The mitochondrial ribosome, which translates all mitochondrial DNA (mtDNA)-encoded proteins, should be tightly regulated pre- and post-transcriptionally
Authors: Dan Bar-Yaacov, Idan Frumkin, Yuka Yashiro, Takeshi Chujo, Yuma Ishigami, Yonatan Chemla, Amit Blumberg, Orr Schlesinger, Philipp Bieri, Basil Greber, Nenad Ban, Raz Zarivach, Lital Alfonta, Yitzhak Pilpel, Tsutomu Suzuki, Dan Mishmar
The mitochondrial ribosome, which translates all mitochondrial DNA (mtDNA)-encoded proteins, should be tightly regulated pre- and post-transcriptionally. Recently, we found RNA-DNA differences (RDDs) at human mitochondrial 16S (large) rRNA position 947 that were indicative of post-transcriptional modification.
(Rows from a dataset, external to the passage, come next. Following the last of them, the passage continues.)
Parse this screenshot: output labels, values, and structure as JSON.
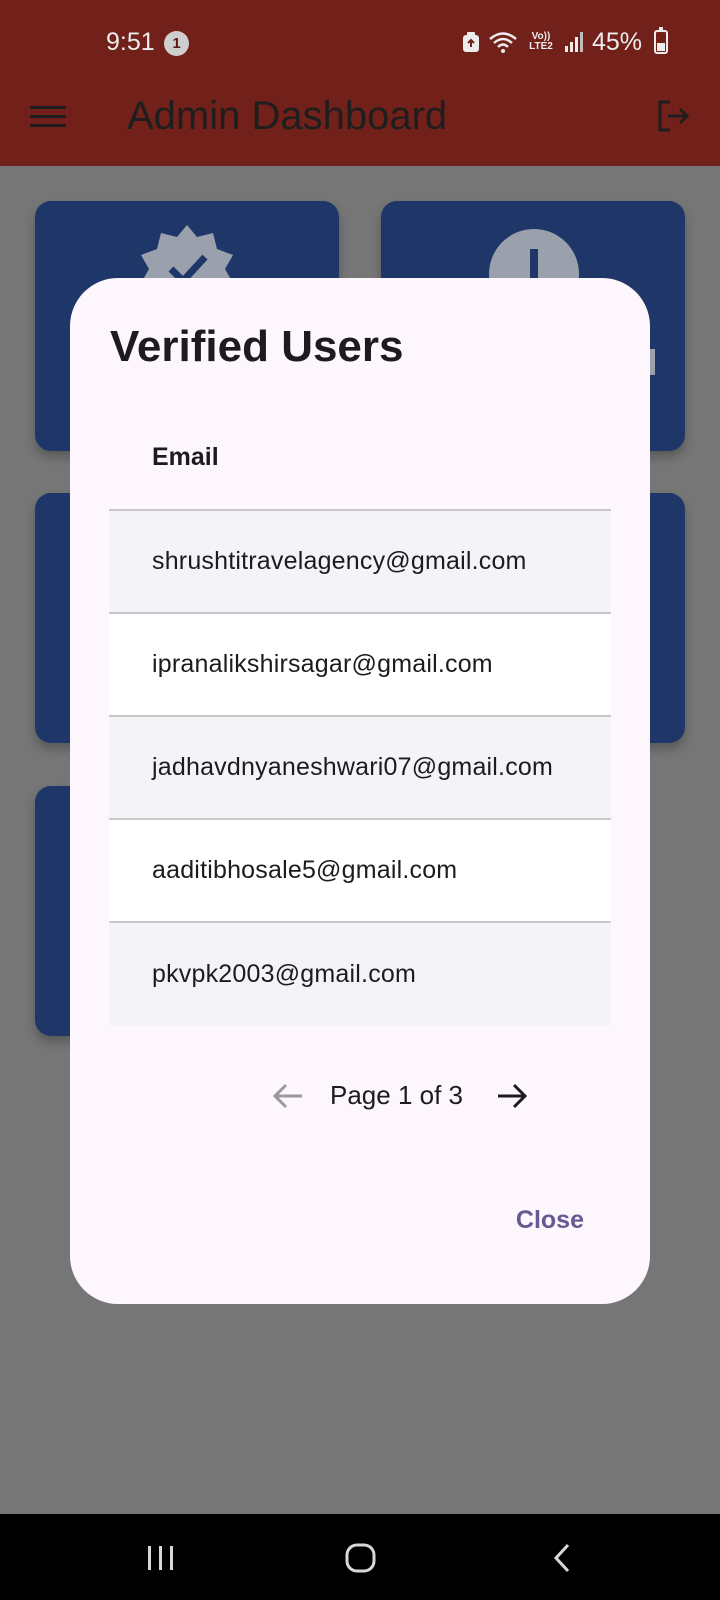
{
  "status_bar": {
    "time": "9:51",
    "notification_count": "1",
    "network_label": "Vo)) LTE2",
    "battery_percent": "45%",
    "battery_level": 0.45
  },
  "app_bar": {
    "title": "Admin Dashboard",
    "background_color": "#72201a"
  },
  "dialog": {
    "title": "Verified Users",
    "column_header": "Email",
    "rows": [
      "shrushtitravelagency@gmail.com",
      "ipranalikshirsagar@gmail.com",
      "jadhavdnyaneshwari07@gmail.com",
      "aaditibhosale5@gmail.com",
      "pkvpk2003@gmail.com"
    ],
    "pagination": {
      "label": "Page 1 of 3",
      "current_page": 1,
      "total_pages": 3,
      "prev_enabled": false,
      "next_enabled": true
    },
    "close_label": "Close",
    "accent_color": "#655a92"
  },
  "icons": {
    "menu": "menu-icon",
    "logout": "logout-icon",
    "verified": "verified-badge-icon",
    "alert": "alert-icon",
    "prev": "arrow-left-icon",
    "next": "arrow-right-icon",
    "nav_recents": "recents-icon",
    "nav_home": "home-icon",
    "nav_back": "back-icon"
  }
}
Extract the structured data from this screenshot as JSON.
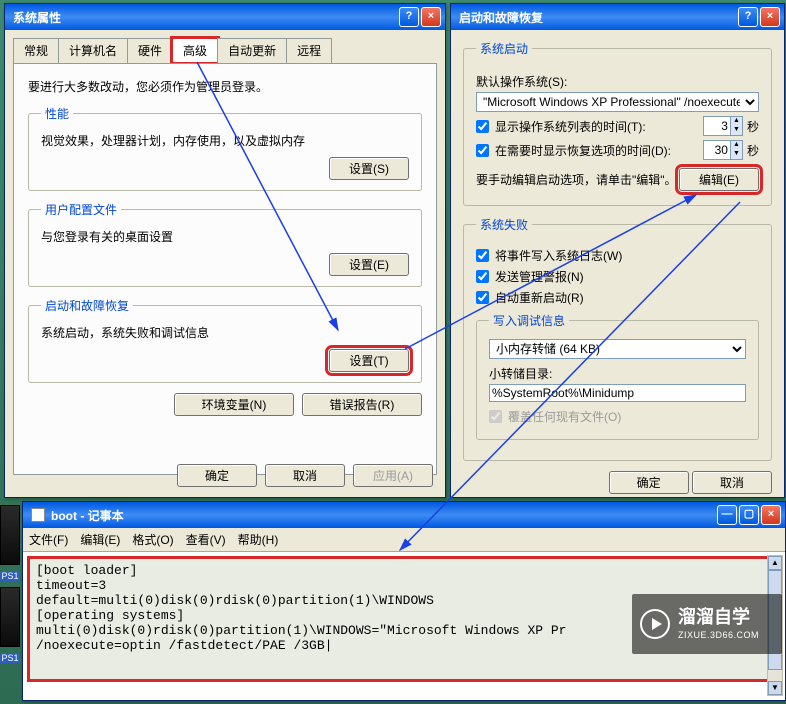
{
  "sys_props": {
    "title": "系统属性",
    "tabs": [
      "常规",
      "计算机名",
      "硬件",
      "高级",
      "自动更新",
      "远程"
    ],
    "active_tab": "高级",
    "note": "要进行大多数改动，您必须作为管理员登录。",
    "perf": {
      "legend": "性能",
      "desc": "视觉效果，处理器计划，内存使用，以及虚拟内存",
      "btn": "设置(S)"
    },
    "profiles": {
      "legend": "用户配置文件",
      "desc": "与您登录有关的桌面设置",
      "btn": "设置(E)"
    },
    "startup_group": {
      "legend": "启动和故障恢复",
      "desc": "系统启动，系统失败和调试信息",
      "btn": "设置(T)"
    },
    "env_btn": "环境变量(N)",
    "err_btn": "错误报告(R)",
    "ok": "确定",
    "cancel": "取消",
    "apply": "应用(A)"
  },
  "startup": {
    "title": "启动和故障恢复",
    "sys_start_legend": "系统启动",
    "default_os_label": "默认操作系统(S):",
    "default_os_value": "\"Microsoft Windows XP Professional\" /noexecute=optin",
    "show_os_list": "显示操作系统列表的时间(T):",
    "show_os_list_val": "3",
    "show_recovery": "在需要时显示恢复选项的时间(D):",
    "show_recovery_val": "30",
    "seconds": "秒",
    "manual_edit": "要手动编辑启动选项，请单击\"编辑\"。",
    "edit_btn": "编辑(E)",
    "sys_fail_legend": "系统失败",
    "write_event": "将事件写入系统日志(W)",
    "send_alert": "发送管理警报(N)",
    "auto_restart": "自动重新启动(R)",
    "debug_legend": "写入调试信息",
    "dump_type": "小内存转储 (64 KB)",
    "dump_dir_label": "小转储目录:",
    "dump_dir": "%SystemRoot%\\Minidump",
    "overwrite": "覆盖任何现有文件(O)",
    "ok": "确定",
    "cancel": "取消"
  },
  "notepad": {
    "title": "boot - 记事本",
    "menus": {
      "file": "文件(F)",
      "edit": "编辑(E)",
      "format": "格式(O)",
      "view": "查看(V)",
      "help": "帮助(H)"
    },
    "content": "[boot loader]\ntimeout=3\ndefault=multi(0)disk(0)rdisk(0)partition(1)\\WINDOWS\n[operating systems]\nmulti(0)disk(0)rdisk(0)partition(1)\\WINDOWS=\"Microsoft Windows XP Pr\n/noexecute=optin /fastdetect/PAE /3GB|"
  },
  "watermark": {
    "main": "溜溜自学",
    "sub": "ZIXUE.3D66.COM"
  },
  "desk_label": "PS1"
}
Here, we show that these 16S rRNA RDDs result from a 1-methyladenosine (m1A) modification introduced by TRMT61B, thus being the first vertebrate methyltransferase that modifies both tRNA and rRNAs. m1A947 is conserved in humans and all vertebrates having adenine at the corresponding mtDNA position (90% of vertebrates). However, this mtDNA base is a thymine in 10% of the vertebrates and a guanine in the 23S rRNA of 95% of bacteria, suggesting alternative evolutionary solutions. m1A, uridine, or guanine may stabilize the local structure of mitochondrial and bacterial ribosomes. Experimental assessment of genome-edited Escherichia coli showed that unmodified adenine caused impaired protein synthesis and growth. Our findings revealed a conserved mechanism of rRNA modification that has been selected instead of DNA mutations to enable proper mitochondrial ribosome function.